La fase post-dazi riflette una dinamica in cui la politica commerciale è sempre più usata come leva di politica estera. Come spiega Rob Drijkoningen, co-head of Emerging Markets Debt di Neuberger Berman, questo significa che Paesi diversi affronteranno regimi tariffari mutevoli e che decisioni di politica estera potrebbero innescare cambiamenti improvvisi – come il ripristino o la cancellazione di dazi – con effetti immediati sulle catene di fornitura globali. Da qui la certezza che la volatilità commerciale rimarrà un tratto strutturale del prossimo ciclo.

Il ruolo della Cina tra opportunità e fragilità

La Cina continua a posizionarsi come forza disinflazionistica e partner commerciale chiave per gli emergenti. Tuttavia, sottolinea Drijkoningen, le fragilità interne – tensioni immobiliari, cambiamenti demografici e incertezza normativa – ne limitano la capacità di agire con continuità. Inoltre, l’intrinseca volatilità politica aggiunge ulteriori incognite.

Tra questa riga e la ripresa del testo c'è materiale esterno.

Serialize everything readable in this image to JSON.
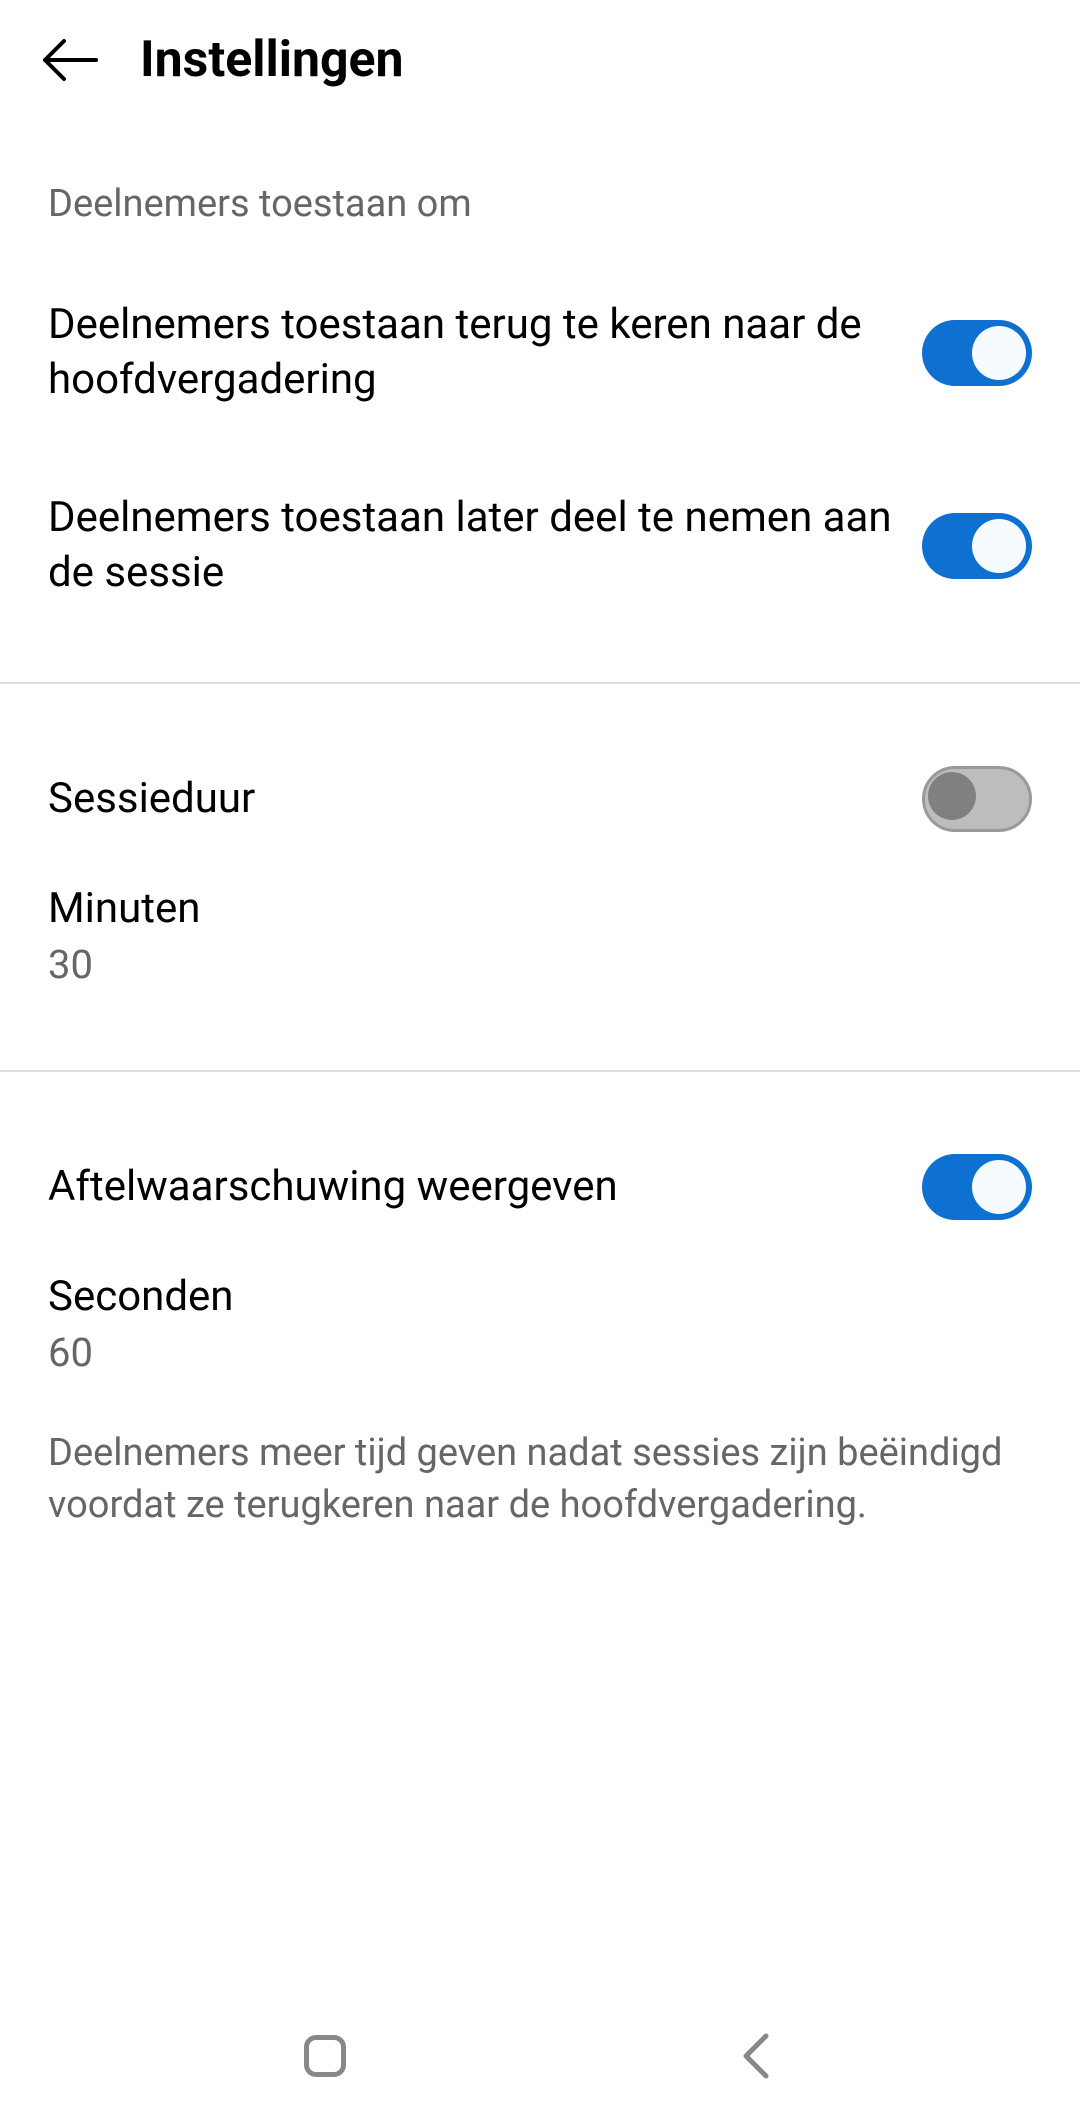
{
  "header": {
    "title": "Instellingen"
  },
  "section1": {
    "label": "Deelnemers toestaan om",
    "items": [
      {
        "label": "Deelnemers toestaan terug te keren naar de hoofdvergadering",
        "on": true
      },
      {
        "label": "Deelnemers toestaan later deel te nemen aan de sessie",
        "on": true
      }
    ]
  },
  "section2": {
    "toggle": {
      "label": "Sessieduur",
      "on": false
    },
    "value": {
      "label": "Minuten",
      "number": "30"
    }
  },
  "section3": {
    "toggle": {
      "label": "Aftelwaarschuwing weergeven",
      "on": true
    },
    "value": {
      "label": "Seconden",
      "number": "60"
    },
    "description": "Deelnemers meer tijd geven nadat sessies zijn beëindigd voordat ze terugkeren naar de hoofdvergadering."
  }
}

Se inizialmente la reazione cinese ai dazi è stata prudente, mirata a gestire il rischio e difendere la propria posizione negoziale, ora il quadro si sposta verso un maggior coordinamento tra BRICS e blocchi regionali, alimentato dal fatto che quasi tutti i membri sono stati colpiti dalle misure statunitensi.

Gli effetti delle politiche statunitensi sugli emergenti

Il mix di misure introdotte dagli Stati Uniti non si è tradotto in un rafforzamento strutturale del dollaro né in pressioni inflazionistiche diffuse negli emergenti. L’impatto principale, osserva Neuberger Berman, sarà un rallentamento della crescita nei Paesi più esposti a dazi elevati, unito a maggiore inefficienza e rigidità del commercio internazionale.

Al tempo stesso, il calo dei prezzi del petrolio e delle materie prime ha offerto finora una protezione importante, mitigando il rischio di shock negativi sulle economie emergenti. La questione centrale resta come i flussi di capitale e gli allineamenti geopolitici ridisegneranno il ruolo degli Stati Uniti, che pur essendo un’economia relativamente chiusa hanno contribuito alla crescita globale attraverso tecnologia, servizi e consumi.

Riorientamento delle esportazioni e strategia di Pechino

Negli ultimi dieci anni la quota delle esportazioni cinesi verso gli Stati Uniti si è quasi dimezzata, passando a circa il 16% del totale. In parallelo, Pechino ha spostato progressivamente il baricentro dei propri scambi verso altri emergenti, rafforzando legami attraverso iniziative come la Belt and Road, accordi di swap valutario e trattati commerciali regionali.

Questa strategia, tuttavia, porta con sé il rischio di saturazione e conflitti: l’eccesso di capacità produttiva cinese in settori come veicoli elettrici, pannelli solari e semiconduttori potrebbe spingere verso una maggiore esportazione nei mercati emergenti, con il rischio di soppiantare industrie locali e innescare nuove tensioni regolatorie.